We are never given the name of the paralytic, but we are told a great deal about his friends. They were so desperate to help their friend, and they had absolute faith that Jesus could provide the healing he needed. I have often thought of Elvis or Beatles fans and the lengths they went through to be in the presence of their idols. I’m sure this still happens today – I wonder what lengths true Redskins fans are going through to secure playoff tickets! Yet I have never heard of someone having friends so dedicated to a person’s cause to be willing to tear the roof off a stadium or concert venue in order to lower a dedicated fan on stage or field with his/her idol. It would be a really great Facebook post!!

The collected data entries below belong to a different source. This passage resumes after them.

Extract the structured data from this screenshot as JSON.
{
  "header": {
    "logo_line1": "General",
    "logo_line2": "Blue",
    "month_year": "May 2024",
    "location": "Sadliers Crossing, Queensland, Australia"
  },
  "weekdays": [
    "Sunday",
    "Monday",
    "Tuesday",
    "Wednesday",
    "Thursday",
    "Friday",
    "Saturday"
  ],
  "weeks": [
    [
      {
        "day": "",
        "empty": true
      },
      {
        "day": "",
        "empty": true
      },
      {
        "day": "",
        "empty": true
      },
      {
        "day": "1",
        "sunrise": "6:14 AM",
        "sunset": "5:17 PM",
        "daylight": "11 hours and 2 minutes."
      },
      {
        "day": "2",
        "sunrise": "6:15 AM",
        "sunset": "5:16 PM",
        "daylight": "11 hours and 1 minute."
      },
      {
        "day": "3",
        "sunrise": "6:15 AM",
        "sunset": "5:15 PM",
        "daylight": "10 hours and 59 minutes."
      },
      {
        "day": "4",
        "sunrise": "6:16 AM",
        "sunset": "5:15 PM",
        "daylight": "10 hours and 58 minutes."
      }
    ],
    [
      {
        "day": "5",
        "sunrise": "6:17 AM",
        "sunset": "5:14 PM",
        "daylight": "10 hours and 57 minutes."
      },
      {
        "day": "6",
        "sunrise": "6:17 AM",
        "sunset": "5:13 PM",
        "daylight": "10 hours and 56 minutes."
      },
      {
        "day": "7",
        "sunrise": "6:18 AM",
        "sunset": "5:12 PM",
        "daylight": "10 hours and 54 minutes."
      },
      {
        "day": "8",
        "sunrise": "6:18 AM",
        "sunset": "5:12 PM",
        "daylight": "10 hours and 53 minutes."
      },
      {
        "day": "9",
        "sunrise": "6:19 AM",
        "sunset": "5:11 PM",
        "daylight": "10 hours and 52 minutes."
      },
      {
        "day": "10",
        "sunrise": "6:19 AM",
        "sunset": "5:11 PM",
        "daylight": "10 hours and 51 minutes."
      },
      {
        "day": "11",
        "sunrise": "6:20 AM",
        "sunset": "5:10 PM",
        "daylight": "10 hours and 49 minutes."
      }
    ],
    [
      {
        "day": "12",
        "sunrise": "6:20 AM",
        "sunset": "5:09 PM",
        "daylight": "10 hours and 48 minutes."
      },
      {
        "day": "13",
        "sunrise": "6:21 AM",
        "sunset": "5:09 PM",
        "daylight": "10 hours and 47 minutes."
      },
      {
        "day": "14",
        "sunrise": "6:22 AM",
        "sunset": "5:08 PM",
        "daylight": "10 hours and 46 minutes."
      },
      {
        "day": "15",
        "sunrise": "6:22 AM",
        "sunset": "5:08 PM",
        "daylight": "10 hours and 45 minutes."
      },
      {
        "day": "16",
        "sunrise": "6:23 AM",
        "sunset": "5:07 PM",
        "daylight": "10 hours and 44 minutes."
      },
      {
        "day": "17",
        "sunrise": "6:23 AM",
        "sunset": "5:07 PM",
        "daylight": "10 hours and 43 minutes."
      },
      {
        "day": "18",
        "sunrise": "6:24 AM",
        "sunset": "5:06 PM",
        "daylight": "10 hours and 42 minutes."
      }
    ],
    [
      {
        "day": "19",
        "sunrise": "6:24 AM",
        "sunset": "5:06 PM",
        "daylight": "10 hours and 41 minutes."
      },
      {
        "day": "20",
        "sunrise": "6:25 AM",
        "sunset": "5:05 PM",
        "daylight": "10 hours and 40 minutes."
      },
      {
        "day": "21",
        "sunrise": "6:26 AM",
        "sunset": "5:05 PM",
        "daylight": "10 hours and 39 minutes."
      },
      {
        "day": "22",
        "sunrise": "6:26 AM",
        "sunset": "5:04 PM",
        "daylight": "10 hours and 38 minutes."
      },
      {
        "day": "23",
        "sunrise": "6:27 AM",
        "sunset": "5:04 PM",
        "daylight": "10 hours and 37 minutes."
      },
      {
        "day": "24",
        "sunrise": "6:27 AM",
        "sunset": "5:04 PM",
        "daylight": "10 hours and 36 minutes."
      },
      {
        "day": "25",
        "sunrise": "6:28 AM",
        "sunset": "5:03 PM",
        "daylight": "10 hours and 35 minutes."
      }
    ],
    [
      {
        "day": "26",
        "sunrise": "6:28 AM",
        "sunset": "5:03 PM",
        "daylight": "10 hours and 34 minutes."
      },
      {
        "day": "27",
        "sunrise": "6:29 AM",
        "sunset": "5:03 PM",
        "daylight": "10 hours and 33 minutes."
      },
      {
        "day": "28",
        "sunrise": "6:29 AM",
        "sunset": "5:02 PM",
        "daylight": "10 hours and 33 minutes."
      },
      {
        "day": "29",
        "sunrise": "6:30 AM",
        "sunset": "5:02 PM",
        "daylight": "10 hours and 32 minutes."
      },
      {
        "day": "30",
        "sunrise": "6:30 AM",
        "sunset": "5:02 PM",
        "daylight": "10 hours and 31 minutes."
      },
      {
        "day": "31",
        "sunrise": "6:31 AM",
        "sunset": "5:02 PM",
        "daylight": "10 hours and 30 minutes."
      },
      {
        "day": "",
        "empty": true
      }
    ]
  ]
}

These guys were desperate. Their friend was suffering and they saw the answer to his need – the great healer Jesus. So with all their determination they carried their friend to the roof of the house where Jesus was preaching, tore the roof off and lowered their friend to the feet of Jesus. He was so impressed with their faith he forgave the sins of the paralytic and provided freedom from his affliction.
Jesus often welcomed the outcasts, healed their illness, demon or injury, and helped to welcome them back into society. Mary Magdalene was most certainly an outcast, trapped with her ‘demons.’ Yet Jesus provided a freedom that in turn led her to be one of his most faithful followers. She was one of the few that stood at the foot of the cross. She was the one to first witness the resurrection of Jesus just three days after his death. She became a major factor in establishing the Christian church at a time when women were only to have leadership within the home.
The friends of the paralytic were faith warriors. They not only had faith in Jesus, they put their faith into action by serving as stretcher-bearers for their friend in need. The question for us today is this – whose stretcher-bearer are we willing to be? Putting our faith into action requires picking up a stretcher pole and supporting another. Can we do this? There are so many in need. I spent time at Mayo Elementary School this week. I thought the kids were wired before Christmas, only to find they were doubly so now!! I hope at least for a short time I was able to serve as a stretcher-bearer for the teacher I was assisting who was showing nothing but patience and kindness in a very challenging situation! I let her know we are holding all our teachers in prayer!
I urge you to pray about this. Go to Jesus in prayer, open your heart and feel the calling to bring someone in need to Jesus Christ the ultimate healer. Dare to be a stretcher-bearer in a world of those who would just as quickly stomp on a paralyzed person rather than bear him/her up. In the words of Chris Rice,
“Carry your candle, run to the darkness.
Seek out the hopeless, confused and torn.
Hold out your candle for all to see it.
Take your candle, go light your world.
Take your candle, go light your world.” Amen.